This blog is posted on the Solemnity of St. Joseph. He is the patron saint of the Archdiocese of Edmonton (under his title of Joseph the Worker), as well as the patron of Canada. I think we could also call him the patron saint of course corrections.
This “good and righteous man” offers us a beautiful witness. He sets out on a course of life together with Mary. While engaged to her, he learns that she is with child. Knowing that he is not the father, he draws what would be for any of us the obvious conclusion. He decides on a course correction and determines to “dismiss her quietly”. However, God reaches out and summons him to correct the correction. Through the message of an angel, who appears to Joseph in a dream, God calls him to stay the course, as it were, and take Mary as his wife.
Yet through this call God also announces that there is, indeed a course correction about to happen, one that will impact not only the direction of Joseph’s life but also the trajectory of history itself. The child, Joseph is told, has been conceived in Mary by the Holy Spirit and will save the world from its sins. In other words, the course of sin on which humanity had been launched by the disobedience of Adam and Eve is about to be corrected – indeed, radically re-directed – toward salvation.
Joseph could not have fully understood what all this meant and how God’s plan would unfold. However, he trusted God and placed his faith in the ability of God to do all that he promised. In consequence, Joseph surrendered to the role he was called to play in the accomplishment of the loving and merciful course correction that would happen through the child now entrusted to his care.
What course corrections do we need? Do the directions we have set for our lives need to be changed? We achieve clarity answering these queries when we pose the question thus: are we moving away from or toward Jesus and his Church? That’s the issue in a nutshell.

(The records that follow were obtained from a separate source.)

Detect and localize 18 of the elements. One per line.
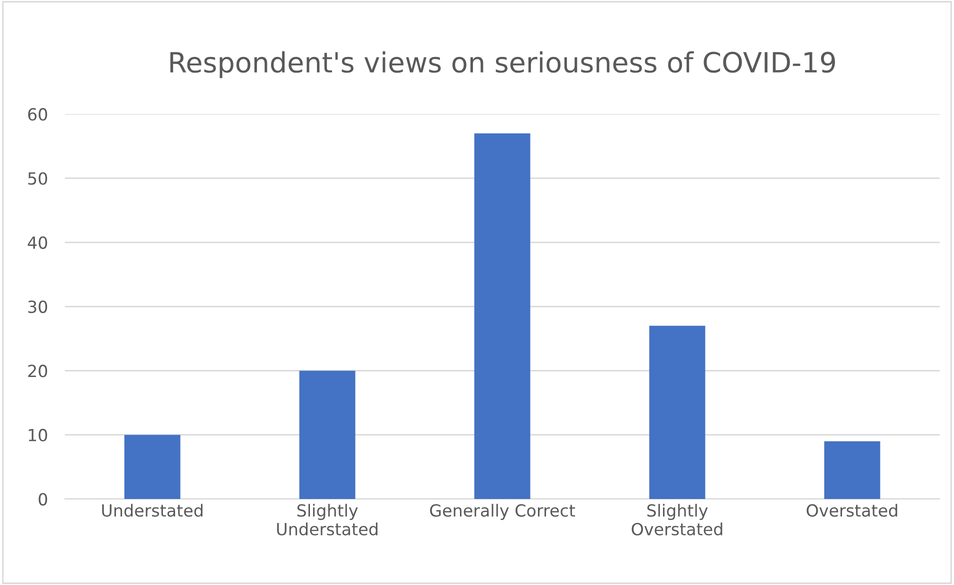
y-tick-label: 30	[28, 300, 48, 314]
y-tick-label: 10	[28, 428, 48, 442]
x-tick-label: Overstated	[806, 504, 898, 517]
x-tick-label: Slightly Understated	[277, 504, 378, 536]
y-tick-label: 20	[28, 364, 48, 378]
bar	[824, 441, 880, 500]
bar	[474, 133, 530, 500]
x-tick-label: Slightly Overstated	[632, 504, 722, 536]
x-tick-label: Understated	[102, 504, 202, 517]
bar	[124, 434, 180, 500]
x-tick-label: Generally Correct	[430, 504, 576, 520]
y-tick-label: 60	[28, 108, 48, 121]
bar	[299, 370, 356, 500]
y-tick-label: 50	[28, 172, 48, 185]
bar	[649, 326, 706, 500]
y-tick-label: 0	[38, 492, 48, 506]
y-tick-label: 40	[28, 236, 48, 249]
chart-title: Respondent's views on seriousness of COVID-19	[170, 51, 835, 78]
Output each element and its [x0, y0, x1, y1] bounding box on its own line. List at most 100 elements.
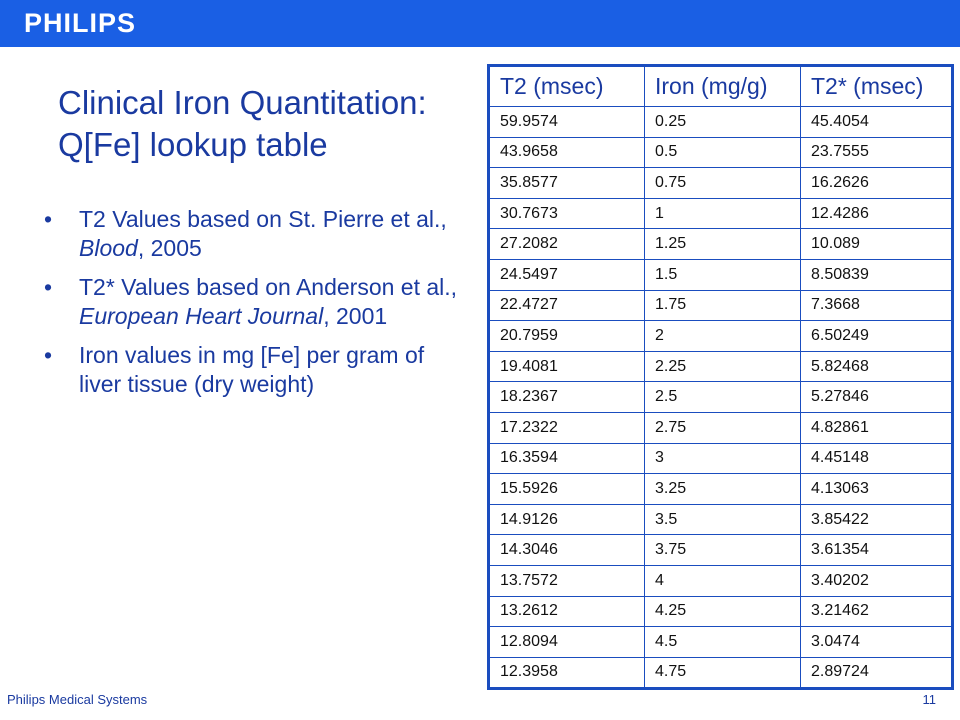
cell-t2star: 16.2626 — [800, 167, 952, 199]
philips-logo: PHILIPS — [24, 8, 137, 38]
cell-t2star: 10.089 — [800, 228, 952, 260]
bullet-dot-icon: • — [44, 342, 53, 368]
bullet-dot-icon: • — [44, 274, 53, 300]
slide-title-line-2: Q[Fe] lookup table — [58, 126, 328, 163]
table-row: 18.2367 2.5 5.27846 — [489, 381, 952, 413]
cell-t2: 18.2367 — [489, 381, 645, 413]
bullet-text-end: , 2005 — [137, 235, 202, 261]
cell-t2star: 5.82468 — [800, 350, 952, 383]
bullet-item: • Iron values in mg [Fe] per gram of liv… — [44, 341, 464, 399]
table-row: 14.3046 3.75 3.61354 — [489, 534, 952, 566]
table-row: 13.7572 4 3.40202 — [489, 564, 952, 597]
cell-t2star: 3.0474 — [800, 626, 952, 658]
cell-t2star: 3.85422 — [800, 503, 952, 536]
bullet-citation: Blood — [79, 235, 138, 261]
cell-iron: 3 — [644, 442, 801, 475]
cell-t2star: 4.45148 — [800, 442, 952, 475]
cell-t2: 20.7959 — [489, 320, 645, 352]
cell-iron: 3.75 — [644, 534, 801, 566]
cell-t2: 30.7673 — [489, 197, 645, 230]
table-row: 24.5497 1.5 8.50839 — [489, 258, 952, 291]
cell-iron: 2.5 — [644, 381, 801, 413]
table-row: 17.2322 2.75 4.82861 — [489, 411, 952, 444]
cell-iron: 0.25 — [644, 106, 801, 138]
table-row: 43.9658 0.5 23.7555 — [489, 136, 952, 169]
slide-title-line-1: Clinical Iron Quantitation: — [58, 84, 427, 121]
cell-t2: 15.5926 — [489, 473, 645, 505]
cell-t2star: 3.40202 — [800, 564, 952, 597]
cell-t2: 13.2612 — [489, 595, 645, 628]
cell-iron: 4.25 — [644, 595, 801, 628]
cell-t2: 14.9126 — [489, 503, 645, 536]
cell-t2: 17.2322 — [489, 411, 645, 444]
bullet-text-end: , 2001 — [323, 303, 388, 329]
cell-t2star: 4.13063 — [800, 473, 952, 505]
cell-t2: 27.2082 — [489, 228, 645, 260]
bullet-text: T2* Values based on Anderson et al., — [79, 274, 458, 300]
cell-t2: 13.7572 — [489, 564, 645, 597]
table-row: 59.9574 0.25 45.4054 — [489, 106, 952, 138]
cell-t2star: 23.7555 — [800, 136, 952, 169]
table-row: 27.2082 1.25 10.089 — [489, 228, 952, 260]
column-header-t2: T2 (msec) — [489, 66, 645, 107]
cell-t2star: 7.3668 — [800, 289, 952, 322]
cell-iron: 2.25 — [644, 350, 801, 383]
header-bar: PHILIPS — [0, 0, 960, 47]
cell-iron: 1.75 — [644, 289, 801, 322]
cell-t2: 43.9658 — [489, 136, 645, 169]
bullet-item: • T2 Values based on St. Pierre et al., … — [44, 205, 464, 263]
cell-iron: 1 — [644, 197, 801, 230]
cell-t2: 14.3046 — [489, 534, 645, 566]
cell-t2: 16.3594 — [489, 442, 645, 475]
cell-t2: 12.3958 — [489, 656, 645, 689]
table-row: 14.9126 3.5 3.85422 — [489, 503, 952, 536]
cell-t2star: 4.82861 — [800, 411, 952, 444]
table-row: 35.8577 0.75 16.2626 — [489, 167, 952, 199]
cell-t2star: 6.50249 — [800, 320, 952, 352]
cell-iron: 4.5 — [644, 626, 801, 658]
column-header-iron: Iron (mg/g) — [644, 66, 801, 107]
cell-t2star: 12.4286 — [800, 197, 952, 230]
cell-iron: 3.25 — [644, 473, 801, 505]
table-header-row: T2 (msec) Iron (mg/g) T2* (msec) — [489, 66, 952, 107]
cell-iron: 1.25 — [644, 228, 801, 260]
cell-t2: 19.4081 — [489, 350, 645, 383]
cell-t2star: 2.89724 — [800, 656, 952, 689]
footer-company: Philips Medical Systems — [7, 692, 148, 707]
cell-t2star: 3.21462 — [800, 595, 952, 628]
bullet-item: • T2* Values based on Anderson et al., E… — [44, 273, 464, 331]
cell-t2: 22.4727 — [489, 289, 645, 322]
table-row: 19.4081 2.25 5.82468 — [489, 350, 952, 383]
cell-iron: 1.5 — [644, 258, 801, 291]
bullet-list: • T2 Values based on St. Pierre et al., … — [44, 205, 464, 409]
table-row: 12.8094 4.5 3.0474 — [489, 626, 952, 658]
table-row: 22.4727 1.75 7.3668 — [489, 289, 952, 322]
footer-page-number: 11 — [922, 692, 937, 707]
lookup-table-container: T2 (msec) Iron (mg/g) T2* (msec) 59.9574… — [487, 64, 954, 691]
cell-iron: 0.75 — [644, 167, 801, 199]
cell-t2star: 3.61354 — [800, 534, 952, 566]
cell-iron: 4.75 — [644, 656, 801, 689]
bullet-citation: European Heart Journal — [79, 303, 324, 329]
bullet-text: T2 Values based on St. Pierre et al., — [79, 206, 447, 232]
table-row: 15.5926 3.25 4.13063 — [489, 473, 952, 505]
table-row: 13.2612 4.25 3.21462 — [489, 595, 952, 628]
slide-title: Clinical Iron Quantitation: Q[Fe] lookup… — [58, 82, 478, 166]
cell-t2: 35.8577 — [489, 167, 645, 199]
bullet-dot-icon: • — [44, 206, 53, 232]
cell-iron: 3.5 — [644, 503, 801, 536]
lookup-table: T2 (msec) Iron (mg/g) T2* (msec) 59.9574… — [489, 66, 952, 689]
table-row: 12.3958 4.75 2.89724 — [489, 656, 952, 689]
bullet-text: Iron values in mg [Fe] per gram of liver… — [79, 342, 425, 397]
table-body: 59.9574 0.25 45.4054 43.9658 0.5 23.7555 35.85… — [489, 106, 952, 689]
table-row: 20.7959 2 6.50249 — [489, 320, 952, 352]
table-row: 30.7673 1 12.4286 — [489, 197, 952, 230]
cell-t2star: 45.4054 — [800, 106, 952, 138]
cell-iron: 4 — [644, 564, 801, 597]
cell-iron: 2.75 — [644, 411, 801, 444]
cell-iron: 2 — [644, 320, 801, 352]
column-header-t2star: T2* (msec) — [800, 66, 952, 107]
cell-t2: 12.8094 — [489, 626, 645, 658]
cell-t2star: 8.50839 — [800, 258, 952, 291]
cell-iron: 0.5 — [644, 136, 801, 169]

We engage the question with particular seriousness in the season of Lent, yet it is perennially urgent. Living apart from the grace of Jesus Christ is to be following a course that leads to perdition. That is what it means to say that Jesus is the world’s one and only Saviour. So, repentance and conversion mean surrendering to whatever course correction is necessary to begin walking with the Lord in the obedience of faith.

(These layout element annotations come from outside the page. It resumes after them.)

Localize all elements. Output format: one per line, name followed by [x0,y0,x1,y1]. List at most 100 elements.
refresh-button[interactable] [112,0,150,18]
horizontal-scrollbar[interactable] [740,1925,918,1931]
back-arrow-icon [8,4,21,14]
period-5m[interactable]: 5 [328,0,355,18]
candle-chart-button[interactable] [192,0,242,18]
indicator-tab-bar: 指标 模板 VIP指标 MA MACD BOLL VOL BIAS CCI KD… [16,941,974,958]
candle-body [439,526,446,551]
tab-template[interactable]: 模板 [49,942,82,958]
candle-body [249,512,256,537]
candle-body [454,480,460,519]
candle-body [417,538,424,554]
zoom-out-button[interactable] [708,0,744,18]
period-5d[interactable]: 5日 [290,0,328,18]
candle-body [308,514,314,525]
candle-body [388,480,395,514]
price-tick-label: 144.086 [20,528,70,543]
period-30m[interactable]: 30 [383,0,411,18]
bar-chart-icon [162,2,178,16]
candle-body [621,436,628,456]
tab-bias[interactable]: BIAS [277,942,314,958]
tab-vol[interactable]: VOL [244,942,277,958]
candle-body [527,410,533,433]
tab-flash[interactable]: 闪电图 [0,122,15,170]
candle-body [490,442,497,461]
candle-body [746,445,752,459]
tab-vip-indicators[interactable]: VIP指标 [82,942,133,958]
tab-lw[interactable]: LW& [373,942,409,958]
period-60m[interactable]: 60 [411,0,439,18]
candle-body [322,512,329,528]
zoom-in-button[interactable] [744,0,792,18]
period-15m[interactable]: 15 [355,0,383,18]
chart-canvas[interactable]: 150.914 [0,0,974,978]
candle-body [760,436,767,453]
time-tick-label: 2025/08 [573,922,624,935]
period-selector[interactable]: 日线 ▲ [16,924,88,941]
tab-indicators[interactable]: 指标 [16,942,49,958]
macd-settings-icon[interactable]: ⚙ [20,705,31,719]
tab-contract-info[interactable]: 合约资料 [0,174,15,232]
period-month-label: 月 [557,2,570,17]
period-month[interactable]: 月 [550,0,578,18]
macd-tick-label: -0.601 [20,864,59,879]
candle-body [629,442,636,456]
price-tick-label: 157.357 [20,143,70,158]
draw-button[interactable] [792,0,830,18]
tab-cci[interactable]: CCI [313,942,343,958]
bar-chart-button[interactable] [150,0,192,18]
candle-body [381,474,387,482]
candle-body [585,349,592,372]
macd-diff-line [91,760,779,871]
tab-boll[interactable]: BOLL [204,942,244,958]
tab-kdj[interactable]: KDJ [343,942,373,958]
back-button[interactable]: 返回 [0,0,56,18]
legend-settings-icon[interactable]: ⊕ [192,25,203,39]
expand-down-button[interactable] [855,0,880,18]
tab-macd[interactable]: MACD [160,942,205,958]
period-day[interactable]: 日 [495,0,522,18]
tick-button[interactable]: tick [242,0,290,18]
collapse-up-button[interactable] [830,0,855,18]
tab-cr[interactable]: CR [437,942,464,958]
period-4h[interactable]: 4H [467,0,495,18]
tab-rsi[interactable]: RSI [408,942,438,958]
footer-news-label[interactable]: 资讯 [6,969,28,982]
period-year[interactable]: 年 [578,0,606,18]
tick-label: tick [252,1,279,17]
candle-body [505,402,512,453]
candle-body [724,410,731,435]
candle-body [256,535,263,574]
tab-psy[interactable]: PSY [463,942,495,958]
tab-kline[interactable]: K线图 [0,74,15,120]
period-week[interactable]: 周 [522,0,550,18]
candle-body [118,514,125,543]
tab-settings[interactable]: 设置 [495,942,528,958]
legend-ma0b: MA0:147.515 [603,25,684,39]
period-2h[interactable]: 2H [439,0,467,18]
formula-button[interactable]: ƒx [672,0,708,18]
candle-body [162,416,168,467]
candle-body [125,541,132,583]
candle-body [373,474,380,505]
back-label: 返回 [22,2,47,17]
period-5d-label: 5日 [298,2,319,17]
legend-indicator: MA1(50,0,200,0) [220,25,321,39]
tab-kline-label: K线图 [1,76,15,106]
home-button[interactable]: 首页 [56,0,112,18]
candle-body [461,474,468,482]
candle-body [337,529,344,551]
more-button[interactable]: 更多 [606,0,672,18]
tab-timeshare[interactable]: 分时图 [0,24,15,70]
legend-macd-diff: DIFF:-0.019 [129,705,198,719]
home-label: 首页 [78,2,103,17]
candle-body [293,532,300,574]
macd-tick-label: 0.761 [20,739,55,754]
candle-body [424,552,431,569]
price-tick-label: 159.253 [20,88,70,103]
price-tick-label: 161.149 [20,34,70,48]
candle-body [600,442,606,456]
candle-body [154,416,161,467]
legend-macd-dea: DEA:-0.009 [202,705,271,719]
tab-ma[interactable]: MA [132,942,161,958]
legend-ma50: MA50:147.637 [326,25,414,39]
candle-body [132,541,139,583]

Let’s not hesitate to turn to our patron, St. Joseph, and ask him to pray that the needed re-direction of our lives will take place.

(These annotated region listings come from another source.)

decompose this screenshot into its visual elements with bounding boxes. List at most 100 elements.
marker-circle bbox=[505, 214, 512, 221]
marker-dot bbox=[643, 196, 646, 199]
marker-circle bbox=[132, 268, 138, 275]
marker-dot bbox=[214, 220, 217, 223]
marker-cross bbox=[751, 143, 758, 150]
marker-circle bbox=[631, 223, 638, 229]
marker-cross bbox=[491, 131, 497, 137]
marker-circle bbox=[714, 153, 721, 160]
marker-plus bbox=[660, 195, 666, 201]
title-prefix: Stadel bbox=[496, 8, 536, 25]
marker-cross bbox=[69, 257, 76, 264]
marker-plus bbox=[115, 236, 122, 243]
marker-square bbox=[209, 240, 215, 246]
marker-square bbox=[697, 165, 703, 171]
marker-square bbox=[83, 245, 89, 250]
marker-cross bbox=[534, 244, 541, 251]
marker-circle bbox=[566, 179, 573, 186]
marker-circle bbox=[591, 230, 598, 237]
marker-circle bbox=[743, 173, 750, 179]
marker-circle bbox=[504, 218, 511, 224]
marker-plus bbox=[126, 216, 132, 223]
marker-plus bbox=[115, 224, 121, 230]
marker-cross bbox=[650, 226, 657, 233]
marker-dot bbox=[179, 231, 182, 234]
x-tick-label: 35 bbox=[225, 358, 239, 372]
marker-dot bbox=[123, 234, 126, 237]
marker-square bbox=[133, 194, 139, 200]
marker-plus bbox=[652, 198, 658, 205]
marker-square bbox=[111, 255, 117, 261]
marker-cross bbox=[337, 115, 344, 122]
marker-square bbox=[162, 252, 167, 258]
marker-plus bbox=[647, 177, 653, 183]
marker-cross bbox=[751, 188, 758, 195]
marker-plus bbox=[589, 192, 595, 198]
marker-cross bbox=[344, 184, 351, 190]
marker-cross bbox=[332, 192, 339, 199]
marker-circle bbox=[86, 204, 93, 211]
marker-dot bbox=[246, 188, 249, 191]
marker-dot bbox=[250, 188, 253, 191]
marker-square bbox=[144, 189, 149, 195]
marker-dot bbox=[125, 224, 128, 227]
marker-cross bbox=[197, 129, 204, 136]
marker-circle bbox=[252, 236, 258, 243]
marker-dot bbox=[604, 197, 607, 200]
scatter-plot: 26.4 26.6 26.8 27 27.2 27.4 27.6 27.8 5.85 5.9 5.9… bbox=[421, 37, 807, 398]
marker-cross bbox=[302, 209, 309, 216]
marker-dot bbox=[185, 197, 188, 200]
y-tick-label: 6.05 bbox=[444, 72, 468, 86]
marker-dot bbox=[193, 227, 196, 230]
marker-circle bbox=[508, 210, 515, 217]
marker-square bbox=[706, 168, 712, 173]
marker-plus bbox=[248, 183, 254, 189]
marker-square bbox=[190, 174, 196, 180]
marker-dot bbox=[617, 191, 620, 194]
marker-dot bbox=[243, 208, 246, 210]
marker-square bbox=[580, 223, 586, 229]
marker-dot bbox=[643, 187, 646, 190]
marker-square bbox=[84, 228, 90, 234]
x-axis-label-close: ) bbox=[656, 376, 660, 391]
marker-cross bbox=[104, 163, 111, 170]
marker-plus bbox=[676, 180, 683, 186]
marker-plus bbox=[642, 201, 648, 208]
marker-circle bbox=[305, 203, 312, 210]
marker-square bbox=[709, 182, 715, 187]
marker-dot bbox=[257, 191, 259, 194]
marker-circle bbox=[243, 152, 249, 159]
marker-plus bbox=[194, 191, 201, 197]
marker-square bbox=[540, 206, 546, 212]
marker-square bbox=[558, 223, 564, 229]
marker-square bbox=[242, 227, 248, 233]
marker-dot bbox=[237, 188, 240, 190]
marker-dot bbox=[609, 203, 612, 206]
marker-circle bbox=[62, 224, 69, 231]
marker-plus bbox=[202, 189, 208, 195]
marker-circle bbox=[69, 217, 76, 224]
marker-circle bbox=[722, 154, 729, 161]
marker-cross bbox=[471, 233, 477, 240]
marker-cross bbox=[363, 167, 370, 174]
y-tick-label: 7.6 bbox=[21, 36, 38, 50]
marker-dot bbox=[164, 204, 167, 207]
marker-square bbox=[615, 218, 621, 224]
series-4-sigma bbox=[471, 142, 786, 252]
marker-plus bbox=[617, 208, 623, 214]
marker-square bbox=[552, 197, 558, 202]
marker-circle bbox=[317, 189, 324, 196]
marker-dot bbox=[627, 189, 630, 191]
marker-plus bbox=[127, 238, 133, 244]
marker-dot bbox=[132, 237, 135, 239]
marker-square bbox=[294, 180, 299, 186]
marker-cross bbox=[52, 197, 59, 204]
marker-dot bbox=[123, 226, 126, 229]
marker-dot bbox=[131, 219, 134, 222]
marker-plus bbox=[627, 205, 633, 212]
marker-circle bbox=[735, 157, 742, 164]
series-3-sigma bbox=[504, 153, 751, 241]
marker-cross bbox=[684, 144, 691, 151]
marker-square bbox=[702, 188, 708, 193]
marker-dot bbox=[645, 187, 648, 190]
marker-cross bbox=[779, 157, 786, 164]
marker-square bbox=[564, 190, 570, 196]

He is also the patron of Canada. Let us ask him to intercede for our beloved country also, since it is manifestly in need of a serious course correction. This necessity has been on display for quite some time in for example the decisions of both Parliament and the courts to allow unlimited access to abortion, to change the definition of marriage, and to legalize assisted suicide and euthanasia. In recent months, we are witnessing the country’s trajectory move – with alarming speed – in the direction of steamrolling over Charter rights, in particular that of freedom of religion and liberty of conscience. Just consider the moves in Ontario to force doctors to give effective referrals for practices that run counter to their conscience, or the intractable insistence of the federal government to link the granting of summer grants to the forced attestation of agreement to what it mistakenly claims is the “right” to abortion. A parishioner recently asked me, with obvious anguish, “When am I going to get my country back?” When, indeed? In our nation, which is supposed to be a liberal democracy, the State is leading us in a decidedly illiberal direction. The needed course correction cannot happen soon enough.
Good St. Joseph, pray for us! Lead us by your prayers to the setting of our lives on the right course.